A long time ago, the Ethereum community used to laugh at Bitcoin and it’s congested network and high fees. The tables have certainly turned. The whole Defi ecosystem has outpriced every day cryptocurrency users. The most popular applications like Uniswap suddenly cost over 100 USD per swap. At those prices, you’d need to move 10 thousand to call it a good deal. And, while Bitcoin has it’s own issues, the smart contracts on Ethereum are the worst offenders.
Where Do Fees Come From
On the Ethereum network, your major expenses come from Gas. Ethereum fees are actually flat like any other blockchain (in that they are not scaled by amount of funds), but there are varying computational costs that smart contracts accrue. Gas fuels the smart contracts and gas has a cost associated with it that the user must pay (the fee).
When executing anything on the ethereum network there is the amount of gas required. 21,000 gas would be a very simple computation such as sending Ether from one address to another, for example. Then you multiply that by the average gas price/ the gas price you’re willing to pay if you set a custom price such as 100 gwei (a gwei is 0.000000001 eth). Multiply that together and you get your fee.
21000*100*0.000000001 = 0.0021 eth fee ~4 dollars currently.
That’s a cheap example but that’s currently as low as fees get. A basic smart contract function will use 10 times that much gas and huge applications such as Uniswap will use even more.
Moving Off Chain
Ethereum 2.0 launched a couple months ago. While scaling is one of the things addressed, it will likely be one of the last things to take effect.

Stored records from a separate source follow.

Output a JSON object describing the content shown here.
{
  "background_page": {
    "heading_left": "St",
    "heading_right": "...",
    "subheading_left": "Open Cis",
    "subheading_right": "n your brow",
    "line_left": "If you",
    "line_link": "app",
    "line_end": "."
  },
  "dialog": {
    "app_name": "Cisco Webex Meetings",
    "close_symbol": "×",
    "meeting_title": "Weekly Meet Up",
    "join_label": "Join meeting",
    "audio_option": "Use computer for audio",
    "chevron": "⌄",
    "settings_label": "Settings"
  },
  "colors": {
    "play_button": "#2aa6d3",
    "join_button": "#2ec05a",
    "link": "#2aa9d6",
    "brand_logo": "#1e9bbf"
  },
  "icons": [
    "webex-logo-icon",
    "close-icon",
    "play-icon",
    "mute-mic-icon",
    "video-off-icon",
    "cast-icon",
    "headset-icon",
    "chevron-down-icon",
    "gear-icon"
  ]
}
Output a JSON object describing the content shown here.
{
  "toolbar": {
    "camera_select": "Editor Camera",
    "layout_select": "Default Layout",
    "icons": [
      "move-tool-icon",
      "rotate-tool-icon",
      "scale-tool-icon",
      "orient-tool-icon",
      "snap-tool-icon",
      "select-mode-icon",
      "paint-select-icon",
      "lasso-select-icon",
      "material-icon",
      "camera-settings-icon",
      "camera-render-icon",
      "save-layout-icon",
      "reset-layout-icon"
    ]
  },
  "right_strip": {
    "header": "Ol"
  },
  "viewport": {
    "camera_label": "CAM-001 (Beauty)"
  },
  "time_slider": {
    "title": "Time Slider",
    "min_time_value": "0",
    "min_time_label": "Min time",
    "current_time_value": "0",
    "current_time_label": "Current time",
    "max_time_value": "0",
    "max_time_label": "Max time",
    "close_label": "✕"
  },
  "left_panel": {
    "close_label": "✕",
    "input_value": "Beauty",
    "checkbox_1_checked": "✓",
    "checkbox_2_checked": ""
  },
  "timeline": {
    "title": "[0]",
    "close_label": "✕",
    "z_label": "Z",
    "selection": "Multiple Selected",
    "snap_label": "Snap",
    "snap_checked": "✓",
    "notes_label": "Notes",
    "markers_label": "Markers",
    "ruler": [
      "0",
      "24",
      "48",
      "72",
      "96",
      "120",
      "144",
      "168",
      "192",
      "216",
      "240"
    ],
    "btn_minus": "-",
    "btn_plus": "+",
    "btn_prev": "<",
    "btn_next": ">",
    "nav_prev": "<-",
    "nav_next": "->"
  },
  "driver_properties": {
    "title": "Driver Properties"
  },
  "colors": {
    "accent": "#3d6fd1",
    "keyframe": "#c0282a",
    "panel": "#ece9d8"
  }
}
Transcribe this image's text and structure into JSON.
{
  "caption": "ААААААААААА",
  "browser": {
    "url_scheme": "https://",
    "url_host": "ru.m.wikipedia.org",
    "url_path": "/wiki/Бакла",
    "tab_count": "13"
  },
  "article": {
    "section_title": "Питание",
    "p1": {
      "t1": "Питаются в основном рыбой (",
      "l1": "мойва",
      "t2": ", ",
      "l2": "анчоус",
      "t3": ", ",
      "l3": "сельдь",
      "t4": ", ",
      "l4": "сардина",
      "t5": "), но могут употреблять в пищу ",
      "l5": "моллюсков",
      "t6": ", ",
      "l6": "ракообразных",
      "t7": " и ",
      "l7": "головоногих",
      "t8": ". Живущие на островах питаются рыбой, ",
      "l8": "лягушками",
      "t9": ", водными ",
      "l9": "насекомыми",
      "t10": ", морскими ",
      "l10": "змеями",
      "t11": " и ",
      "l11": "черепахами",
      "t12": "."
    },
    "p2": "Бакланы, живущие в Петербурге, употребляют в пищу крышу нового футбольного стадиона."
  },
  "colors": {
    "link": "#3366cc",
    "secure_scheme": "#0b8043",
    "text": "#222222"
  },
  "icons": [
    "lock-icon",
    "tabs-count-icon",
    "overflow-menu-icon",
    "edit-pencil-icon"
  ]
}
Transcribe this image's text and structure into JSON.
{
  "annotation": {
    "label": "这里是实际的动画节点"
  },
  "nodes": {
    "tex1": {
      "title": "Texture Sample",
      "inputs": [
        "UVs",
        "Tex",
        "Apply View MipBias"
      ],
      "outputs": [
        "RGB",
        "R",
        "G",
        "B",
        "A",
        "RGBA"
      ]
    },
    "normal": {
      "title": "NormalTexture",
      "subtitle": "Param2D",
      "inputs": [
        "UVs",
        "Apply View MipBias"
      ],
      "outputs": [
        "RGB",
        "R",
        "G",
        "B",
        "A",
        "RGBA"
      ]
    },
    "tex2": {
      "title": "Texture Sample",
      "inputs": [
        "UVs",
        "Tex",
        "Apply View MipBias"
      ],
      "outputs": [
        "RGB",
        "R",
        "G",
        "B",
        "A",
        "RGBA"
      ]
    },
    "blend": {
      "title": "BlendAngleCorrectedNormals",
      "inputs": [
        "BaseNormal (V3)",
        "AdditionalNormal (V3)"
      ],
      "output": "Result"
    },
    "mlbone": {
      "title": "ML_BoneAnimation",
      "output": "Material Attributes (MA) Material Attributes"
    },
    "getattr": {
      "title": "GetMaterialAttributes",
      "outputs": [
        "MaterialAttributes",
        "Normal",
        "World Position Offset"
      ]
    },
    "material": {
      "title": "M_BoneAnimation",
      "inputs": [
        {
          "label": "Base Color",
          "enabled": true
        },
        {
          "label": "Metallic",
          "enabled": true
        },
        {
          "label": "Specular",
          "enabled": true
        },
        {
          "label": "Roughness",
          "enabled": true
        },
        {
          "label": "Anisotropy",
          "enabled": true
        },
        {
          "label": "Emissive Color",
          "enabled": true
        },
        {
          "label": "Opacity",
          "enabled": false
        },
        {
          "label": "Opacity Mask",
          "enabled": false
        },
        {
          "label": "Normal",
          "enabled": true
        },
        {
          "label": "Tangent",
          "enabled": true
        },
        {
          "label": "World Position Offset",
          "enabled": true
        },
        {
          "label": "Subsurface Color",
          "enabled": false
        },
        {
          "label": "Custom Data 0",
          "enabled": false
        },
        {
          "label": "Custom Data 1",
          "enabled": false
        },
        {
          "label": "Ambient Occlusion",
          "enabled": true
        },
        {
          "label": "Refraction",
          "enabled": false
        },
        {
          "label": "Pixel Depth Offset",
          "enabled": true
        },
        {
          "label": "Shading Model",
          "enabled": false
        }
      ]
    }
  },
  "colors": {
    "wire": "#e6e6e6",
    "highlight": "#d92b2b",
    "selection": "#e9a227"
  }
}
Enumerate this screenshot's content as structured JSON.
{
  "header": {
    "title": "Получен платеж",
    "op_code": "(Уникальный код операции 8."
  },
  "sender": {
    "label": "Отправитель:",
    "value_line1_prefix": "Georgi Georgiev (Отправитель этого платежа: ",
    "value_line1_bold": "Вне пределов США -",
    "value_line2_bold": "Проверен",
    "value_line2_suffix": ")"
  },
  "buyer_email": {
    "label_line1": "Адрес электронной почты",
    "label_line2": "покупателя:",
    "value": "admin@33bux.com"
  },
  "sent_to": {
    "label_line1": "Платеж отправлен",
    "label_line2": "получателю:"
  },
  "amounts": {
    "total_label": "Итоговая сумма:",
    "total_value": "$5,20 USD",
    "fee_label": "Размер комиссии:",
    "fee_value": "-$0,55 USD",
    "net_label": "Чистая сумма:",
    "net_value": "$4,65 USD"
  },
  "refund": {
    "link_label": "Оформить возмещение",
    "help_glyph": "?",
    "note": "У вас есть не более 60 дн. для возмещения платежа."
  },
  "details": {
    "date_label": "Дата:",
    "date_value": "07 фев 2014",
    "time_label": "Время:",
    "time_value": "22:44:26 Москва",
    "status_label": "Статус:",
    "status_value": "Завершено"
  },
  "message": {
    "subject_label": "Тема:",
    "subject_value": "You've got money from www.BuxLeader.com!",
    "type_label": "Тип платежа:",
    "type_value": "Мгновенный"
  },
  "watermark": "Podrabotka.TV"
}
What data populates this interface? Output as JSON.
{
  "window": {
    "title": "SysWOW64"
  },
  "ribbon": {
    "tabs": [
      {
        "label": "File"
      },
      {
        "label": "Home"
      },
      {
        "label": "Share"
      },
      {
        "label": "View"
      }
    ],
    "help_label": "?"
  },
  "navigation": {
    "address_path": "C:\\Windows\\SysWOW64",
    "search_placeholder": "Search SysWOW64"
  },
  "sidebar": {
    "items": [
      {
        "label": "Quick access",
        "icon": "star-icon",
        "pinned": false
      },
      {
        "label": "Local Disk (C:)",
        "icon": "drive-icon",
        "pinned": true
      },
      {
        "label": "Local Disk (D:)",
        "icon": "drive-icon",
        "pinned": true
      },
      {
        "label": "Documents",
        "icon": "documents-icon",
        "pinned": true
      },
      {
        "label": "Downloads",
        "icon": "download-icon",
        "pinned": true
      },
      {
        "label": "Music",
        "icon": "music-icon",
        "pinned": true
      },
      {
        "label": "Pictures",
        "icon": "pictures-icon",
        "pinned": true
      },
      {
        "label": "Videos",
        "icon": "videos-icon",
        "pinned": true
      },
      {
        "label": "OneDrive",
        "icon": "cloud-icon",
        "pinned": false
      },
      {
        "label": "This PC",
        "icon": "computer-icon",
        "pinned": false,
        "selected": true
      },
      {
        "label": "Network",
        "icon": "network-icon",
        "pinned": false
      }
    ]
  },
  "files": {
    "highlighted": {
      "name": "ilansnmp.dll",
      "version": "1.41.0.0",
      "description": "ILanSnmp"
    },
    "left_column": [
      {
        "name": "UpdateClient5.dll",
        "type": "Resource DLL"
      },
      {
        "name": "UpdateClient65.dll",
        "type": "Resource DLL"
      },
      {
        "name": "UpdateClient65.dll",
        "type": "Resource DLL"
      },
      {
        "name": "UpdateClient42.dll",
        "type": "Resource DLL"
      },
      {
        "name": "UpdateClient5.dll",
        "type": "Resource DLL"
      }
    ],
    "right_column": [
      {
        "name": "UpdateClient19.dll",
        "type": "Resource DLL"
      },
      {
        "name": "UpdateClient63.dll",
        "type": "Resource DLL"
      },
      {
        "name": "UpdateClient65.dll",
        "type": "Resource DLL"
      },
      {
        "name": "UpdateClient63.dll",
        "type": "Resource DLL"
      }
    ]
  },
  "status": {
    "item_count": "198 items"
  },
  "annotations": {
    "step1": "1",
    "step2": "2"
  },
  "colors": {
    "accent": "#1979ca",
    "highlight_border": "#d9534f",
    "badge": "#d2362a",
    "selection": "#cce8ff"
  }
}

The current ideas for scaling blockchains is to move the computations off the chain. This is how Bitcoin‘s Lightning network works and how Ethereum 2.0 will likely turn out. Put simply, we create another blockchain. We develop applications on top of this new chain we‘ll call a side chain. Everything intensive task is done on the side chain where it is cheap. Then these transactions are finalized by putting them back on the main chain. Moving from the main blockchain to the side chain is still expensive, but at least the transactions inbetween are not.
Some Layer 2 Technologies Already Available.
For those of you trying not to get left behind among the fee fiasco, there are some potential solutions available. Binance’s smart chain is up and operational on their own side chain platform. They’ve got their Uniswap equivalent in Pancake Swap. The set up of the Binance network in MetaMask is quite awful and confusing, but it’s functional.
ZkSwap launched just last week. It’s a little easier to get started with (neither is truly intuitive) and it seems to work. They claim to have had their smart contract audited.
Both of these exchanges are extremely new however. The danger of smart contract bugs is very real, although I‘m sure Binance has enough funding to cover that risk. Regardless, I‘d still suggest extreme caution with new technology such as this. Don’t put any more money than you would a lottery ticket.